I have a debt free friend who had this problem last year. She’s been debt free for about ten years. In those ten years she and her husband started making more money. They bought a newer house, better cars, and traveled. They could afford it and they were debt free, so there was no reason not to. The problems started when they did this too many times. Then they stopped watching the everyday expenses. They stopped checking insurance rates. They stopped fighting price increases and negotiating better deals. They stopped buying store brands and using coupons. They stopped balancing their books every month. They gradually backed away from frugal things like making their own cleaning supplies, doing repairs themselves, and eating at home. They relaxed their spending and started treating themselves to meals out, convenient cleaning products, and the joy of letting someone else paint the house. While they were making good money, it wasn’t enough to cover this amount of relaxed spending indefinitely. One day my friend was balancing the checkbook and she couldn’t believe it. They were going to have to transfer money out of saving to cover their expenses. Otherwise, it was going to have to go on a credit card. Debt was lurking, just waiting for her!
She tried to rein things in, but they had become so accustomed to the new way of living that it was difficult and uncomfortable to go back to being frugal. It wasn’t fun to paint their own house. They missed eating out. They missed their name brand products. It was a pain to call service providers and check for lower rates. Suddenly everything that had gotten and kept them debt free was a pain and an inconvenience. This couple had allowed themselves to get too comfortable. It was a painful few months as they gradually pulled themselves back form the brink of debt and relearned how to live low to the ground.

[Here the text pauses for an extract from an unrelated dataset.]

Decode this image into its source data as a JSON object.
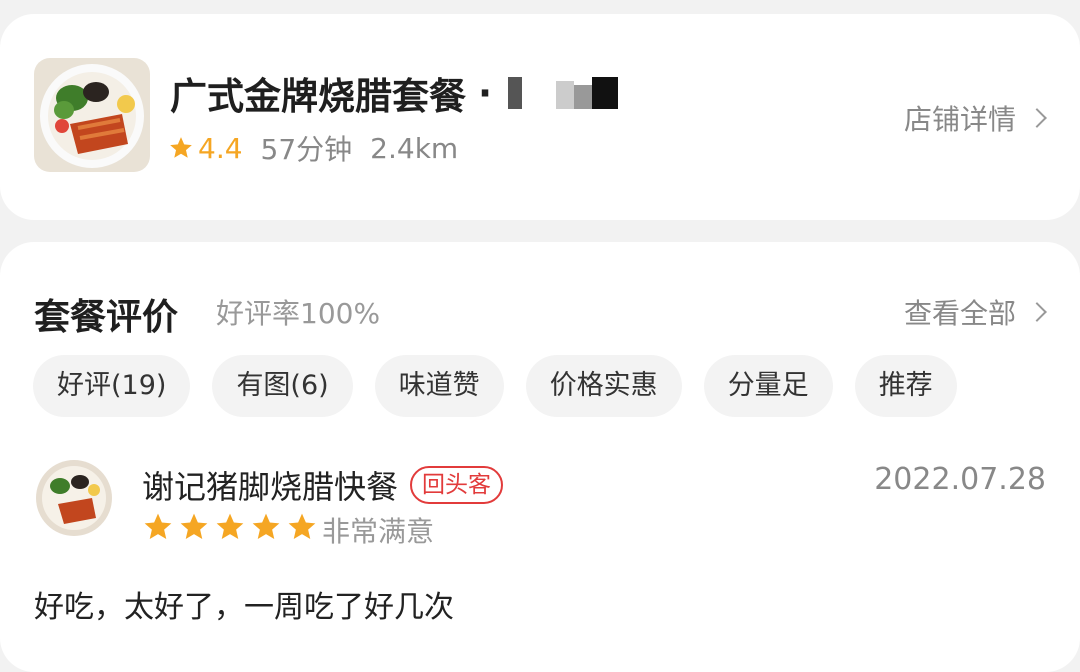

Can you splurge and be debt free? Sure. Can you have a comfortable life? Sure, as long as you keep that comfort to a level your income can reasonably support. Can you use name brand products and not buy everything on sale? Sure, as long as you are watching your overall spending a few treats can be worked into the mix. You don’t have to live an anxiety-ridden life where you constantly sweat every single penny. But you cannot allow yourself to let things slide for long.
You can never become too comfortable and relaxed about your finances. Even as you earn more money you have to remember and practice the things that got you debt free. What happens if you lose an income or your income is cut? What happens if someone becomes too sick to work or incurs huge medical bills? Life throws the unexpected at us (and it seems to do that at just the moment you’re thinking you’ve got it made) and you have to be on your toes. You have to keep your frugal skills sharp and your expenses low if you want to stay debt free. Complacency and thinking that you’re home free is the path right back into debt.